Он взял чемодан Анны и по деревянной скрипучей лестнице они поднялись на второй этаж.
–Здесь две спальни. Каждая с ванной комнатой и туалетом. По французским меркам это – haut de gamme, выше крыши. Вот – твоя спальня, моя – напротив. Если вдруг ночью перепутаешь, забредешь ко мне в чулках, встретишь теплый прием. Сколько времени тебе понадобится, чтобы разобраться с твоим хозяйством?
–Минут сорок, не больше. Приму душ с дороги да слегка приведу себя в порядок. Вещи разложу потом.
–Хозяева хотели к нам заглянуть, Ваня и Лиза, бонжуркнуть и познакомиться. Они живут минутах в пятнадцати отсюда, я обещал им сообщить, когда ты будешь готова с ними повидаться.
–Ваня и Лиза?
–Его зовут Жан-Франсуа, но я кличу его Ваней, ему нравится, он вообще любит все русское, Мусоргский у него любимый композитор, а оратории Танеева он считает одной из вершин жанра. Я их дослушать до конца не могу. А Лиза, она так и будет, Лиз, на всех языках, кроме мексиканского.
–А как будет Лиз по-мексикански?
–Карлотта Маркс.
–Ты шутишь!
–Как ты догадалась?
–В Мексике говорят на испанском, а не на мексиканском!
–Действительно. Смотри-ка, логика, оказывается, может иногда заменять чувство юмора.
–Чем занимаются хозяева?
–Разным. В том смысле, что они – очень разные. Ваня – музыкант, закончил консерваторию, вернее целых две: по дирижированию и по композиции.
–Ого! Серьезно.
–Очень. Он – несостоявшийся гений. У него весьма необычная судьба, я тебе как-нибудь потом расскажу.
–А Лиз?
–Лиз, в отличие от Вани, девушка простая, без образования, но, знаешь, в ней есть глубина. Чувствуется сильный характер, мне она этим симпатична. Берется за любую работу: убирает в домах, готовит, моет. Очень трудолюбивая, из французской крестьянской семьи, вернее, из еврейской крестьянской семьи.

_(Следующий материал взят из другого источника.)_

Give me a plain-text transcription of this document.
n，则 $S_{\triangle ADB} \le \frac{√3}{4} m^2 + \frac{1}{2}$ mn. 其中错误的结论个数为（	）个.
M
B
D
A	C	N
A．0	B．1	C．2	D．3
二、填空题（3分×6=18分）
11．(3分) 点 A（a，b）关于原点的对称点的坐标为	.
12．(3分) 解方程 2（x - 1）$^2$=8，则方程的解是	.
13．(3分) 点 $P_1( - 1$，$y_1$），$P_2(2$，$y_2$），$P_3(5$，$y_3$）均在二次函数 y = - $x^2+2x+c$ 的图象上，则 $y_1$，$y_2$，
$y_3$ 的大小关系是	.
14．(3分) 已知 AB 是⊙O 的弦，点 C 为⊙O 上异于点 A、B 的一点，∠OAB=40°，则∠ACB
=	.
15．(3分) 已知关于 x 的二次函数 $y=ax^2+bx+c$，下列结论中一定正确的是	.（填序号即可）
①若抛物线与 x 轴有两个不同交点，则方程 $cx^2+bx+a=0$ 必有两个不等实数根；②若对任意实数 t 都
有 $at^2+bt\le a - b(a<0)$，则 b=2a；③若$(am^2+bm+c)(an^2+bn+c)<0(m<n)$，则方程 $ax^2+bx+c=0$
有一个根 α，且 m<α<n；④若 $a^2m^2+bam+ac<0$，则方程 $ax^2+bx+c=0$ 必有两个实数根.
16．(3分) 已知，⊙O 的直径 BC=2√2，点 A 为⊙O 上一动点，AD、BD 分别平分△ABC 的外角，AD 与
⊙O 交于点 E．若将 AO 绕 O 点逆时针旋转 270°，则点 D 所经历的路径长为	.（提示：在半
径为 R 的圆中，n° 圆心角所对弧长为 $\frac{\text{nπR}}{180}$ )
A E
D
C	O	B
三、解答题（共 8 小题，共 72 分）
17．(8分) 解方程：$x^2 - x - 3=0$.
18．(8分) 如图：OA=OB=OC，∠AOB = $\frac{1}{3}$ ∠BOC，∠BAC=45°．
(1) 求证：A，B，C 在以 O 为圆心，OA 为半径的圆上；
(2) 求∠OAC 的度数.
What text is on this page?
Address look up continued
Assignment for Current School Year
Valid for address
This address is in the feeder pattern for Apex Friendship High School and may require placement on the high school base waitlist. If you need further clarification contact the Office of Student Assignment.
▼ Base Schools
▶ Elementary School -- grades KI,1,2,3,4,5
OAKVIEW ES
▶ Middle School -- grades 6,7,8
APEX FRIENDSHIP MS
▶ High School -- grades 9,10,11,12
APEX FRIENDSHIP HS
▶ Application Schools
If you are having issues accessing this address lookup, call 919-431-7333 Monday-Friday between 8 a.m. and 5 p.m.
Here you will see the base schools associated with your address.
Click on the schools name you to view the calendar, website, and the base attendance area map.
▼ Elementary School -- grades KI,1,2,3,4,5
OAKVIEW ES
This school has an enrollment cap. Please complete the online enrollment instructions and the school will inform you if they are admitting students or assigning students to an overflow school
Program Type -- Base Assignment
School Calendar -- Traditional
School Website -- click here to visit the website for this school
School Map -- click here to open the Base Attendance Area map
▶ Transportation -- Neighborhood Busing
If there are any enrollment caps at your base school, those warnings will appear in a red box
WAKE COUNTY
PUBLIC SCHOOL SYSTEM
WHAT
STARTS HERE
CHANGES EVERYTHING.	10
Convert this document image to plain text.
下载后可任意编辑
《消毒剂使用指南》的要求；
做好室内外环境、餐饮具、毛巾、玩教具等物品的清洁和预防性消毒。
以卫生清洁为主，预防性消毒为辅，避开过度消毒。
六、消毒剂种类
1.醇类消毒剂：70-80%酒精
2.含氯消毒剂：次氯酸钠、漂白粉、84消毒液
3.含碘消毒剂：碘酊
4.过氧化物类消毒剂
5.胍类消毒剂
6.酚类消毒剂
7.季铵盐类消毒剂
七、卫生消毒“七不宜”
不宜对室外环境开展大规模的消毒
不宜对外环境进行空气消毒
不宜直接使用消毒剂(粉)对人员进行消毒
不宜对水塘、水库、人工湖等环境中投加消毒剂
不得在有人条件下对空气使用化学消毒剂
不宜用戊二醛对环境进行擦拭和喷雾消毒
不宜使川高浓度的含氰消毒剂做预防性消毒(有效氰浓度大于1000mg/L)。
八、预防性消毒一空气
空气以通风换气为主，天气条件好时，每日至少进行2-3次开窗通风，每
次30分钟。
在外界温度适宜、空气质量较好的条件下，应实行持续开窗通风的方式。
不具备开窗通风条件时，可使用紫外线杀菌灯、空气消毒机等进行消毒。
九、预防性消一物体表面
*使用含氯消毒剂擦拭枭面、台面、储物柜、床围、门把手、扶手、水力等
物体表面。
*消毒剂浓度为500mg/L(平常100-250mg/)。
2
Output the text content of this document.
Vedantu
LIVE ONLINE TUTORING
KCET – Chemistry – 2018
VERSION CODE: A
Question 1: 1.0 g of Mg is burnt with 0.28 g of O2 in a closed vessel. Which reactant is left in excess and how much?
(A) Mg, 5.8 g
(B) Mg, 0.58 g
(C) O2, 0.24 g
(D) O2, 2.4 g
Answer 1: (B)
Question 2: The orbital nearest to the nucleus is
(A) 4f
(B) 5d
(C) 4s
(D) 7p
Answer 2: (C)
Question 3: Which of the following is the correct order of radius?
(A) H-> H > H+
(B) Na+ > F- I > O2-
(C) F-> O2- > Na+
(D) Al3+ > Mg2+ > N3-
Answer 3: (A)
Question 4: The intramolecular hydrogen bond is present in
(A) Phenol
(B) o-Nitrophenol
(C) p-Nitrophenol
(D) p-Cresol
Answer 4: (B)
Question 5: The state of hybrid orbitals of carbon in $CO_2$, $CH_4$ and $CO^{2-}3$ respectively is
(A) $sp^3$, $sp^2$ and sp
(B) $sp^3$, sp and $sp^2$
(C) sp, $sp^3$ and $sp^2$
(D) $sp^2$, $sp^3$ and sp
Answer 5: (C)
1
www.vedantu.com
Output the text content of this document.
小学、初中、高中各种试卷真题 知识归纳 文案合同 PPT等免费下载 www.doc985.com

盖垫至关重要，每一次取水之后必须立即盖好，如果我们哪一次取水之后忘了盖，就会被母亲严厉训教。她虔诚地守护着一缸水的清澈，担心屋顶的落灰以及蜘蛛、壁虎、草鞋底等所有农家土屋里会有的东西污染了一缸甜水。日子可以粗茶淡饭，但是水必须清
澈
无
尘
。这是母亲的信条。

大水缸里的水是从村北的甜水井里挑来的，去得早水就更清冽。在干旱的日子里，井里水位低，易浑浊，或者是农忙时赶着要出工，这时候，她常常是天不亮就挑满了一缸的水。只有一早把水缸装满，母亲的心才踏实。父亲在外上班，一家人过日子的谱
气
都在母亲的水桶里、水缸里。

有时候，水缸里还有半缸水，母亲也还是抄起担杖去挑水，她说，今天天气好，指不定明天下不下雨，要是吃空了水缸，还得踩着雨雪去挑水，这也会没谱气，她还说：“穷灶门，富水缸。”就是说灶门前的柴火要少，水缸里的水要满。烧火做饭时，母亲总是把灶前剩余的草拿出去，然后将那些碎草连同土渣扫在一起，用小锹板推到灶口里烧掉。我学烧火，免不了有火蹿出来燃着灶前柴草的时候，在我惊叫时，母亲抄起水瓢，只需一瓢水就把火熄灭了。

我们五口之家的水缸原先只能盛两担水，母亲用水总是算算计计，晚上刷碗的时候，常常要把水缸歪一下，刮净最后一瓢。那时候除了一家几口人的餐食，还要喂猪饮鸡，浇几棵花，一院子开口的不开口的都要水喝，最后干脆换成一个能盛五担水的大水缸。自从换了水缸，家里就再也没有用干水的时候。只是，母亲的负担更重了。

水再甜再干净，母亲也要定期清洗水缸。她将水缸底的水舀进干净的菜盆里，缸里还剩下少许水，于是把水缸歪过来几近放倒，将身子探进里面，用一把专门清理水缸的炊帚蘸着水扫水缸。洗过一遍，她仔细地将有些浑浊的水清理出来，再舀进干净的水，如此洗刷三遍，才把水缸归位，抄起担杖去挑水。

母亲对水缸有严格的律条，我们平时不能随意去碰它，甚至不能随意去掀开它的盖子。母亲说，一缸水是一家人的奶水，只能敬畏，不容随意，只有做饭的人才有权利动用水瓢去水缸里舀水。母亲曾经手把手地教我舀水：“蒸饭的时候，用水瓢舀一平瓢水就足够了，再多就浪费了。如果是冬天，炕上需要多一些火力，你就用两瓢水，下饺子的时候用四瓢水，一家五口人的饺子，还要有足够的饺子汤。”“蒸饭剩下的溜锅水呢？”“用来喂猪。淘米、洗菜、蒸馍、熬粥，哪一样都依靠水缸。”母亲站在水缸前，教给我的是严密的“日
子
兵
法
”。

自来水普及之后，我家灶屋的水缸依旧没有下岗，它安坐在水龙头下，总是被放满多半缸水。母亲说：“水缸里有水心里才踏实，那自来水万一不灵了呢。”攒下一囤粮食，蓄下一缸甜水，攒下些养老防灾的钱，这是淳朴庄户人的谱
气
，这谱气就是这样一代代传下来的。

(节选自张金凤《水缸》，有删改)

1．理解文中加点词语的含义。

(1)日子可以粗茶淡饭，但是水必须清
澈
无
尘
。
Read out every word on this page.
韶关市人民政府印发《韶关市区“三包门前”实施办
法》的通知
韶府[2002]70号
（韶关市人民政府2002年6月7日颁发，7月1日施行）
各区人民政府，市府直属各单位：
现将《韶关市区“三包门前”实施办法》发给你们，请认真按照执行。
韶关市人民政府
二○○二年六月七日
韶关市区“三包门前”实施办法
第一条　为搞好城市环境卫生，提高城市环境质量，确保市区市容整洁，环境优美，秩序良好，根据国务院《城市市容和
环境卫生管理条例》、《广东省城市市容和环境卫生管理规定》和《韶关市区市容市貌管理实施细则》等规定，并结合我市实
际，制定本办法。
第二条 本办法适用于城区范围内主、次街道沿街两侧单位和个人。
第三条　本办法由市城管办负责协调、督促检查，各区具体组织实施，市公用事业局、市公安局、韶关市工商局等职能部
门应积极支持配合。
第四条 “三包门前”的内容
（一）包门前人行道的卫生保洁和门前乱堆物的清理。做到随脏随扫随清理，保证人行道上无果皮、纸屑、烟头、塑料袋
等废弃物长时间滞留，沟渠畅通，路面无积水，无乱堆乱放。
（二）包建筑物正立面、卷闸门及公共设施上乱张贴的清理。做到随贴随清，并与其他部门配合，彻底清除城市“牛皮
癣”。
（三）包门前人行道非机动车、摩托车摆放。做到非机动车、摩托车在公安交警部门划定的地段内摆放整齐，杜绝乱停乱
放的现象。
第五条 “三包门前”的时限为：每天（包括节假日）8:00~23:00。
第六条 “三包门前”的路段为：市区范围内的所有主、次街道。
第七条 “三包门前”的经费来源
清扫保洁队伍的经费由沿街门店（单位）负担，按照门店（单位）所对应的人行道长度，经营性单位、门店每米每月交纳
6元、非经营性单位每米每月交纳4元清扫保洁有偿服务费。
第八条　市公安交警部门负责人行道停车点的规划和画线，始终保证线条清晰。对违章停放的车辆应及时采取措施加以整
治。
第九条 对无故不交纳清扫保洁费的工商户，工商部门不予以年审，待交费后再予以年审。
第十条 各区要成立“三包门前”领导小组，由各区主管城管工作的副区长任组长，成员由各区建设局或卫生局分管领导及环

–Евреи во Франции бывают крестьянами?!
–Представь себе. Не всем им удалось устроиться политическими комментаторами на французском телевидении. Лиз трудится, как муравей: летом в туристический сезон устраивается официанткой в городишке поблизости; зимой нанимается кухаркой к охотникам, деньги для семьи зарабатывает в основном она. Наш дом раньше принадлежал ее родителям. Лиз с отцом самостоятельно перестроили его в жит. Вообще у Вани с Лизой два жита, забота о них целиком лежит на Лиз. Раз в неделю она ко мне приходит, моет, стирает, убирает. По хозяйству ей отец помогает: стрижет траву, ухаживает за лошадьми, цветочки поливает. Он у нее старенький, но еще очень бодрый.
–Жан-Франсуа хозяйством не занимается?
–Ну что ты! Он – натура творческая, рожден для вдохновенья, для звуков сладких и молитв. К тому же, несостоявшийся гений означает надлом. В настоящее время он медленно собирает себя по частям, сочиняя акустическую музыку.
–Ее здесь кто-то слушает?
–Из вежливости. Хотя от нее даже местные куры нестись перестают. Он дает изредка бесплатные концерты на деревенских праздниках, но в повседневной жизни работает библиотекарем…
–С двумя консерваторскими дипломами?!
–И блестящим началом дирижерской карьеры. C'est la vie, ква, извини за банальность. Тут, в Кастельно, есть небольшая медиатека, эспас культюрель, дом культуры в миниатюре. Никто туда, естественно, не заходит; Ваня сидит целыми днями один. У него там есть пианино, он притащил кое-какую аппаратуру, что-то мудрит, творит, слушает всякую какафонию; ничего, кроме этого ему не нужно. Ну еще книги, он много читает.
–Они с Лиз богаты?
–Еле сводят концы с концами. У них три кредита, Лиз из-за них страшно переживает.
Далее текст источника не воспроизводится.